Altro che Neet, in Italia si fa strada una generazione di giovani imprenditori preparati e motivati. Al posto fisso preferiscono il rischio di mettere in piedi un’attività tutta loro mettendo a frutto studi e competenze. È la rivincita dei ragazzi italiani, spesso bollati come bamboccioni o sfaticati, quella che arriva dal “Gli Eet, i giovani che inventano un lavoro e ce la fanno” il nuovo focus Censis Confcooperative. Ma chi sono questi Eet? L’acronimo che sta per Employed, Educated and Trained indica una categoria contrapposta ai Neet (giovani che non lavorano e non studiano). Un’occupazione di “nuovo conio” come la definisce Maurizio Gardini, presidente di Confcooperative che parla di “un esercito di 144mila giovani tra i 15 e i 29 anni che, grazie all’autoimprenditorialità, aprono attività in diversi settori, prevalentemente innovativi e tecnologici, battono la crisi, fanno impresa e creano lavoro”.
La comunicazione digitale, mediata da strumenti sempre più sofisticati, è l’ambito in cui i giovani imprenditori danno il meglio di loro stessi, monopolizzando l’offerta di servizi e spiazzando la concorrenza delle generazioni precedenti. Dal 2017 ad oggi sono più triplicate le imprese giovanili che si occupano di pubblicità e ricerche di mercato, e quelle che offrono servizi di direzione aziendale e consulenza gestionale. Incrementi rilevanti, superiori al 50%, si registrano nella produzione cinematografica, televisiva e musicale, nella produzione di software e consulenza informatica. Tra i settori in crescita infine i servizi postali e le attività di noleggio.
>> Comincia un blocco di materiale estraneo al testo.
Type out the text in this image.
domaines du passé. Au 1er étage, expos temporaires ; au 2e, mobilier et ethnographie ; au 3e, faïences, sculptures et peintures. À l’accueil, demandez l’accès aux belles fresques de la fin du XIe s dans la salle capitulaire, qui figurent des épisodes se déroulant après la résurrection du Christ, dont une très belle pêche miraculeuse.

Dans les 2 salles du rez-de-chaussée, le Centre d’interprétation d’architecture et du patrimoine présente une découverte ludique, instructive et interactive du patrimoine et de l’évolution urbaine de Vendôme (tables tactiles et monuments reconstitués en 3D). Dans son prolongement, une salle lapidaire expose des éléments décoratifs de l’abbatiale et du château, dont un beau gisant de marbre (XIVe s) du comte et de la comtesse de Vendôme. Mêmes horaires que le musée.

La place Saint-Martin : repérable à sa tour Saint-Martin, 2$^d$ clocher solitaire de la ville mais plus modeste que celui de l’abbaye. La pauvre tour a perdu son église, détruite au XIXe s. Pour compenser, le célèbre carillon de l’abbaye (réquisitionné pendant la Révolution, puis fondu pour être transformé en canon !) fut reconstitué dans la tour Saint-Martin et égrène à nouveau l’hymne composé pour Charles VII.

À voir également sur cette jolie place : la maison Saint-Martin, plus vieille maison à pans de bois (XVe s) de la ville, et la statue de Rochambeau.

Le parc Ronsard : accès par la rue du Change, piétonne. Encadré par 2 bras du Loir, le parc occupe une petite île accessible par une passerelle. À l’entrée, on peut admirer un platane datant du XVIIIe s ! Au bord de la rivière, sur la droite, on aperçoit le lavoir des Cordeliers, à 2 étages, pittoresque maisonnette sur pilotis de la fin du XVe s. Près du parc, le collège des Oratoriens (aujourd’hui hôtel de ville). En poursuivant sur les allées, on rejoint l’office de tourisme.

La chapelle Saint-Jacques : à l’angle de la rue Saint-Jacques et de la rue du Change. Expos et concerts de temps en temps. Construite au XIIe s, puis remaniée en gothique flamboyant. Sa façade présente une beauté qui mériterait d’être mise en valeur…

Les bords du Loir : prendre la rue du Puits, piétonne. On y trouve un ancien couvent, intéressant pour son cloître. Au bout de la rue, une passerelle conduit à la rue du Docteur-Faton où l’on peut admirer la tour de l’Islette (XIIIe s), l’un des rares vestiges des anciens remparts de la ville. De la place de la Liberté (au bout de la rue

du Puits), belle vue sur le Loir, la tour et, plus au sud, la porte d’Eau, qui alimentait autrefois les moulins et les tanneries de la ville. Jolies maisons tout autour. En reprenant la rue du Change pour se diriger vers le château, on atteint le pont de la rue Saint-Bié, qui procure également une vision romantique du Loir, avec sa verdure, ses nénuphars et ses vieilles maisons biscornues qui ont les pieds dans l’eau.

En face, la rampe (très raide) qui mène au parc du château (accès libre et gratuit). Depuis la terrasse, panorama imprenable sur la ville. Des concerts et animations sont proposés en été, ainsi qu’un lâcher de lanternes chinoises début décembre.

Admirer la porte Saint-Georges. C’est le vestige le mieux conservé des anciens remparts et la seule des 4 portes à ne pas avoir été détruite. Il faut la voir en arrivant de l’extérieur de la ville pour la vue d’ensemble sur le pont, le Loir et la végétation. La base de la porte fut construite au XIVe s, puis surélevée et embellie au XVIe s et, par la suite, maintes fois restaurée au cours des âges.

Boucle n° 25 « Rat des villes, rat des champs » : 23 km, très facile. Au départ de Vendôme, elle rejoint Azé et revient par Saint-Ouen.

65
Il numero dei giovani occupati in Italia è in continuo aumento (anche per effetto della perdita del potere d’acquisto) si evidenzia nel report, ma si assiste ad una polarizzazione. I giovani più preparati, con in tasca una laurea o una specializzazione post-laurea, sono il 23,5% degli occupati, il loro tasso di occupazione è cresciuto del 3,1% in pochi anni. Quelli meno scolarizzati, con il diploma di terza media, sono una minoranza e il loro tasso di occupazione è calato del 2,7%. Lo zoccolo duro restano i giovani diplomati che sono circa il 60% dei giovani lavoratori, in forte calo però in alcuni ambiti come la sanità e dall’assistenza sociale (-40.2%), ma anche nelle attività ricreative (-308%), nel commercio e nella ristorazione. I giovani occupati sono 3 milioni, di cui circa 1,8 milioni di uomini e 1,2 milioni di donne. Rappresentano il 13,3% del totale degli occupati, e si stima che corrispondano al 6,6% del totale delle retribuzioni lorde da lavoro dipendente e dei profitti da lavoro indipendente. Il valore complessivo raggiunge i 52,2 miliardi di euro, il 2,5% del Pil. Malgrado i progressi complessivi, il gender gap nell’occupazione giovanile è ancora elevato. Il divario nel 2023 è infatti di 10,4 punti percentuali (39,7% per i maschi contro 29,3% per le femmine).
Se si guarda invece al gap territoriale si scopre che i nuovi talenti hanno casa al Sud. Il 35,4% dei 144mila giovani imprenditori risiede nel Mezzogiorno, il 28,5% nel Nord Ovest, il 16,7% nel Centro, e infine il 19,4% nel Nord Est. Analizzando i numeri complessivi il quadro si fa meno roseo. Tra il 2016 e il 2023 si riscontra – in base alle elaborazioni del Censis su dati forniti dal Registro delle imprese di Infocamere - , una decrescita del 7% del numero dei titolari di impresa. Le imprese gestite dagli under 30 sono diminuite del 16,9% con una decrescita costante, più veloce durante gli anni della pandemia. Il numero dei giovani titolari di impresa è passato da 186 mila a 155 mila con un’incidenza sul totale degli imprenditori del 5,3% rispetto al 6% del 2016. Unica eccezione il settore della pubblicità e delle ricerche di mercato: in questo caso un quinto delle imprese è a conduzione giovanile, con aumento del 12,3% rispetto al 2017.
L’evoluzione del mercato occupazionale giovanile italiano, è la conclusione a cui giunge il rapporto, evidenzia una marcata tendenza verso una “economia delle competenze”, con una crescente domanda di personale altamente qualificato. La ristrutturazione del tessuto produttivo nazionale verso settori ad elevato valore aggiunto e intensità tecnologica, rende indispensabile affrontare la sfida del sistema formativo alle esigenze di un’economia sempre più imperniata su competenze e sull’innovazione continua, per evitare il rischio di un mismatch strutturale tra domanda e offerta.